Vacancy rate: continued albeit slower growth
Economic uncertainty and occupier caution have caused Warsaw’s vacancy rate to reverse its downward trend of 2016-2019. Unoccupied office space increased by approximately 148,500 sqm over the last 12 months, bringing the city’s total amount of vacant space to 583,500 sqm at the end of 2020. New office completions attracted robust occupier interest, with their vacancy rates averaging 15% upon delivery to the market. This was largely due to a record-breaking volume of pre-lets concluded or commenced in the pre-pandemic environment.

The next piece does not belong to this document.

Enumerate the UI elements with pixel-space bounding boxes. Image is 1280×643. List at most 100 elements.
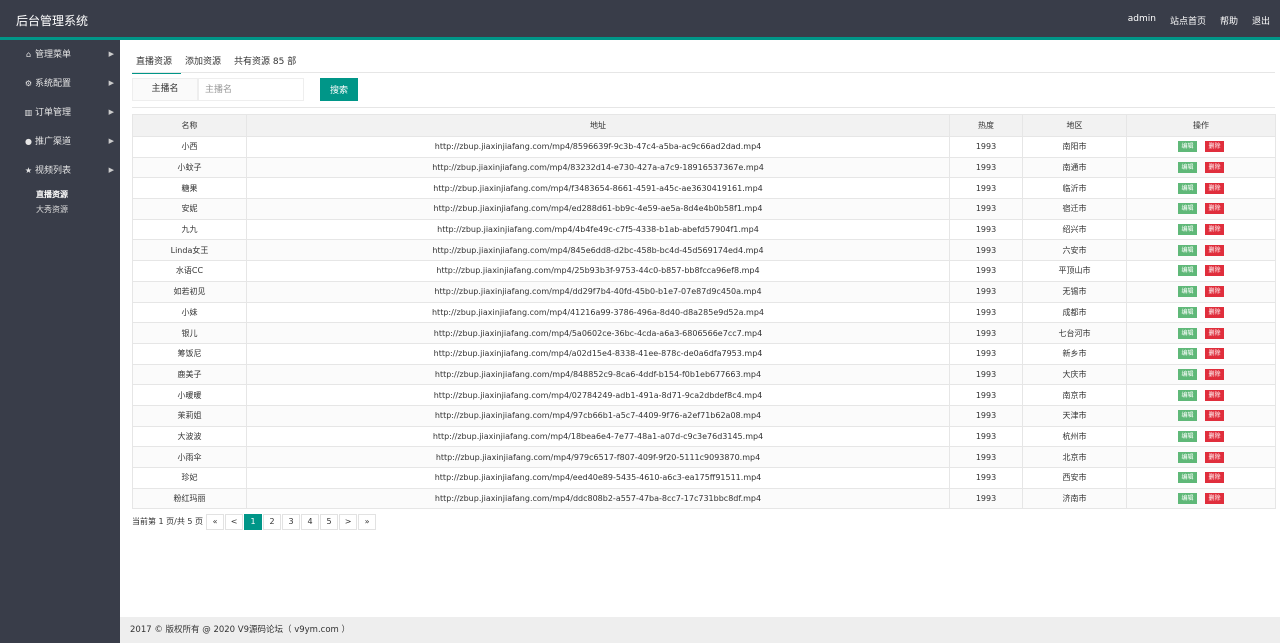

The higher space availability pushed the overall office vacancy rate up by 2.1 pp year-on-year to 9.9% at the end of Q4 2020. In addition, the Warsaw office market has witnessed an increase in sublease listings ever since the pandemic began. The total volume of office space for subletting is estimated to have surpassed 108,000 sqm at the end of Q4 2020, up by 16,800 sqm on the third quarter.
Take-up: occupier activity declines less than expected
The lockdown period and the uncertainty of the economic impact of the coronavirus pandemic pushed some tenants to put on hold their decisions regarding lease negotiations. Gross take-up hit 602,000 sqm in 2020, representing a 31% decrease on 2019’s level.
“Although the transaction volume appears to have fallen sharply year-on-year in percentage terms, it is worth noting that office take-up hit an all-time high of close to 880,000 sqm in 2019 while preliminary forecasts indicated a 40-50% decrease in leasing activity in 2020. The fourth quarter of 2020 alone saw 160,400 sqm transacted, down by just 16% on the same period a year earlier,” says Katarzyna Lipka, Head of Consulting & Research, Cushman & Wakefield.
The structure of occupier demand changed during 2020. While new lease agreements accounted on average for 61% of all transactions in the previous five years, their share was down to 54% last year. At the same time, the proportion of lease renegotiations rose from 29% to 37%.
“We expect this trend to continue in the coming quarters as some tenants may opt for short-term extensions before making any long-term commitments,” adds Katarzyna Lipka.
Rental rates: subdued occupier activity and increased space availability push prime office rents down
Prime headline rents stand at €23.50/sqm/month in the Centre and at €14.75/sqm/month in non-central locations, representing a decrease of €0.50 and 0.25/sqm/month over the year, respectively. This was down to the worsening sentiment of market participants.
“Looking ahead, headline rents are expected to stabilize in the coming quarters as incentive packages are scaled up to include longer rent-free periods and more generous fit-out contributions, all leading to more pressure on effective rents,” says Jan Szulborski.